Capparela related that “way back when” he attended a performance by Idyllwild Arts students of what he remembers was the “Mahler Fifth” at Royce Hall, UCLA. He said, “I went on my radio show raving about the concert I’d been to the night before, saying ‘OMG, you wouldn’t believe these kids.’” This is what might have made Fraider think that it would be good to have him hosting events at Idyllwild Arts, as he has now done for so many years.
Capparela’s attraction to chamber music is the individual lines of the music, which comprise a back and forth dialogue between the individual instruments that can be distinguished.
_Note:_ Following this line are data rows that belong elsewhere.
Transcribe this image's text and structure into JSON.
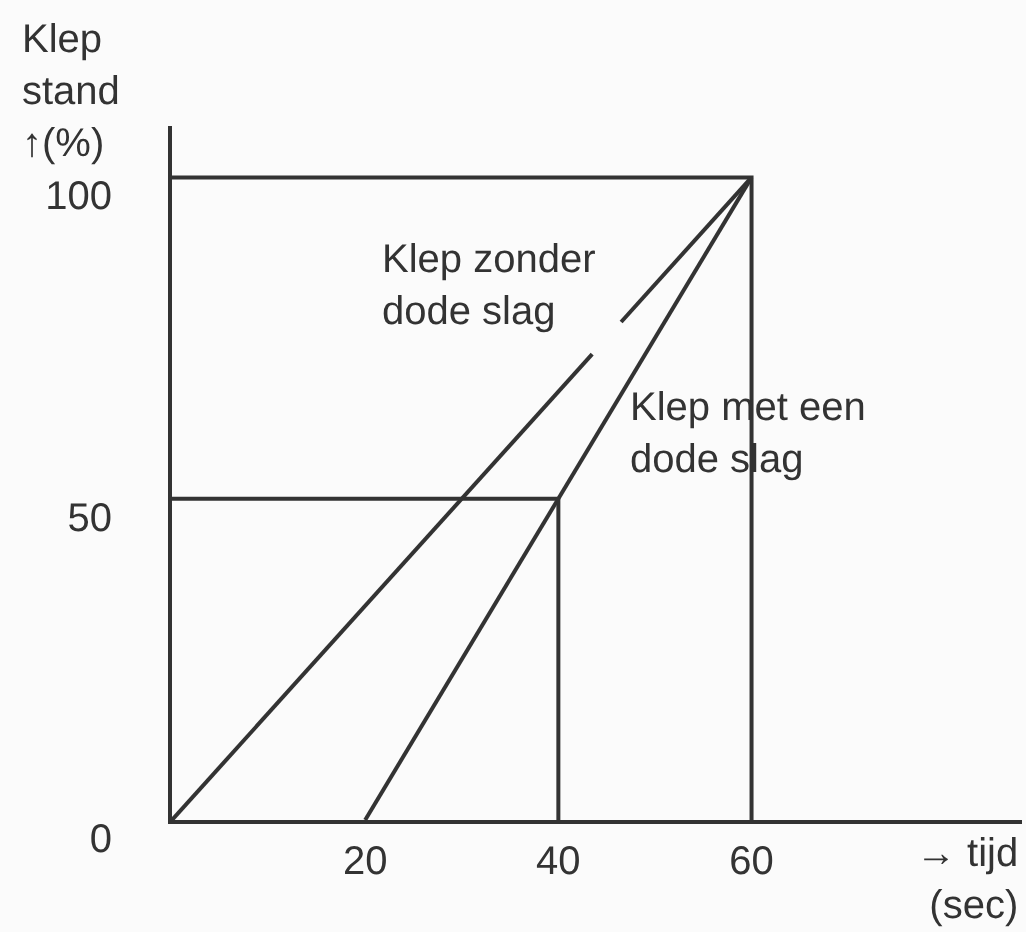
{
  "chart_data": {
    "type": "line",
    "xlabel": "→ tijd (sec)",
    "ylabel": "Klep stand ↑(%)",
    "xlim": [
      0,
      88
    ],
    "xticks": [
      20,
      40,
      60
    ],
    "ylim": [
      0,
      108
    ],
    "yticks": [
      0,
      50,
      100
    ],
    "series": [
      {
        "name": "Klep zonder dode slag",
        "color": "#333333",
        "x": [
          0,
          43.5,
          45,
          46.5,
          60
        ],
        "values": [
          0,
          72.5,
          null,
          77.5,
          100
        ]
      },
      {
        "name": "Klep met een dode slag",
        "color": "#333333",
        "x": [
          20,
          60
        ],
        "values": [
          0,
          100
        ]
      },
      {
        "color": "#333333",
        "x": [
          0,
          60,
          60
        ],
        "values": [
          100,
          100,
          0
        ]
      },
      {
        "color": "#333333",
        "x": [
          0,
          40,
          40
        ],
        "values": [
          50,
          50,
          0
        ]
      }
    ],
    "line_style": "solid",
    "grid": false,
    "legend": false
  }
}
He particularly enjoys piano quartets (violin, viola, cello and piano) and horn trios (violin, horn and piano), especially the French horn, and “anything by Brahms as a chamber piece.”
The Brahms “Horn Trio in E-Flat Major” originally was written for natural horn (a French horn with no valves), but now is often played on a valved instrument. Capparela especially noted the wonderful viola part in the Fauré “Piano Quartet,” featured in the first evening of the Distinguished Artist Chamber Music Series Capparela hosted at Idyllwild Arts on July 31.
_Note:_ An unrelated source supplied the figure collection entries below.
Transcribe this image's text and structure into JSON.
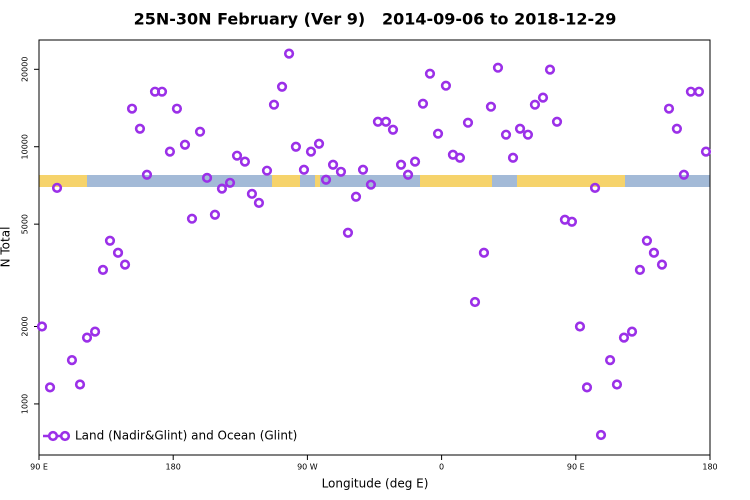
{
  "chart_data": {
    "type": "scatter",
    "title": "25N-30N February (Ver 9)   2014-09-06 to 2018-12-29",
    "x_label": "Longitude (deg E)",
    "y_label": "N Total",
    "x": [
      92,
      97.4,
      102.1,
      112.1,
      117.5,
      122.2,
      127.6,
      132.9,
      137.6,
      143,
      147.7,
      152.4,
      157.7,
      162.4,
      167.8,
      172.5,
      177.8,
      182.5,
      187.9,
      192.6,
      198,
      202.7,
      208,
      212.7,
      218.1,
      222.8,
      228.1,
      232.8,
      237.5,
      242.9,
      247.6,
      253,
      257.7,
      262.3,
      267.7,
      272.4,
      277.8,
      282.5,
      287.2,
      292.5,
      297.2,
      302.6,
      307.3,
      312.6,
      317.3,
      322.7,
      327.4,
      332.8,
      337.5,
      342.2,
      347.5,
      352.2,
      357.6,
      362.9,
      367.6,
      372.3,
      377.7,
      382.4,
      388.4,
      393.1,
      397.8,
      403.2,
      407.9,
      412.6,
      417.9,
      422.6,
      428,
      432.7,
      437.4,
      442.7,
      447.4,
      452.8,
      457.5,
      462.9,
      466.9,
      473,
      477.6,
      482.3,
      487.7,
      493,
      497.7,
      502.4,
      507.8,
      512.5,
      517.8,
      522.5,
      527.2,
      532.6,
      537.3
    ],
    "series": [
      {
        "name": "Land (Nadir&Glint) and Ocean (Glint)",
        "color": "#9b30e8",
        "values": [
          2000,
          1160,
          6920,
          1480,
          1190,
          1810,
          1910,
          3320,
          4310,
          3870,
          3480,
          14060,
          11750,
          7780,
          16370,
          16370,
          9570,
          14060,
          10180,
          5250,
          11440,
          7570,
          5440,
          6870,
          7240,
          9230,
          8750,
          6560,
          6050,
          8070,
          14570,
          17110,
          23010,
          10000,
          8140,
          9570,
          10270,
          7440,
          8510,
          7990,
          4630,
          6390,
          8140,
          7120,
          12510,
          12510,
          11640,
          8510,
          7780,
          8750,
          14700,
          19230,
          11240,
          17270,
          9310,
          9060,
          12400,
          2490,
          3870,
          14310,
          20290,
          11140,
          9060,
          11750,
          11140,
          14570,
          15520,
          19940,
          12510,
          5200,
          5110,
          2000,
          1160,
          6920,
          757,
          1480,
          1190,
          1810,
          1910,
          3320,
          4310,
          3870,
          3480,
          14060,
          11750,
          7780,
          16370,
          16370,
          9570
        ]
      }
    ],
    "xlim": [
      90,
      540
    ],
    "xticks": [
      {
        "value": 90,
        "label": "90 E"
      },
      180,
      {
        "value": 270,
        "label": "90 W"
      },
      {
        "value": 360,
        "label": "0"
      },
      {
        "value": 450,
        "label": "90 E"
      },
      {
        "value": 540,
        "label": "180"
      }
    ],
    "ylim": [
      633,
      26000
    ],
    "yticks": [
      1000,
      2000,
      5000,
      10000,
      20000
    ],
    "log_y": true,
    "legend": "lower left"
  }
}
The Brahms “Piano Quartets” performed by Yo-Yo Ma, Isaac Stern, Jaime Laredo and Emanual Ax are his favorite chamber music.
Capparela noted that while most chamber music comes from the Baroque, Classical and Romantic periods, he enjoys modern chamber works as well, particularly Philip Glass’ small ensemble pieces.
When asked if he had taken a turn at writing music himself, Capparela laughed and related that in high school in 1966 he had written a rock piece entitled “Cheatin’ Girl.” He said that in the 1990s he reunited with his high school band buddies playing a three-day weekend of nearly non-stop rock music. That experience inspired him to form a new rock band in 1998. Otherwise, “Normal” is now a four-member rock cover band playing at various locations throughout the greater Los Angeles area.
Capparela is currently hosting and providing half-hour pre-concert talks for this year’s Distinguished Artist Chamber Music Series at Idyllwild Arts. The last of the three-concert events will be this week. Capparela speaks at 7:30 p.m. Thursday, Aug. 8, and the concert begins at 8 p.m., both at the Stephens Recital Hall on the Idyllwild Arts campus.
That final performance will feature a notable piece by Zemlinsky, among others.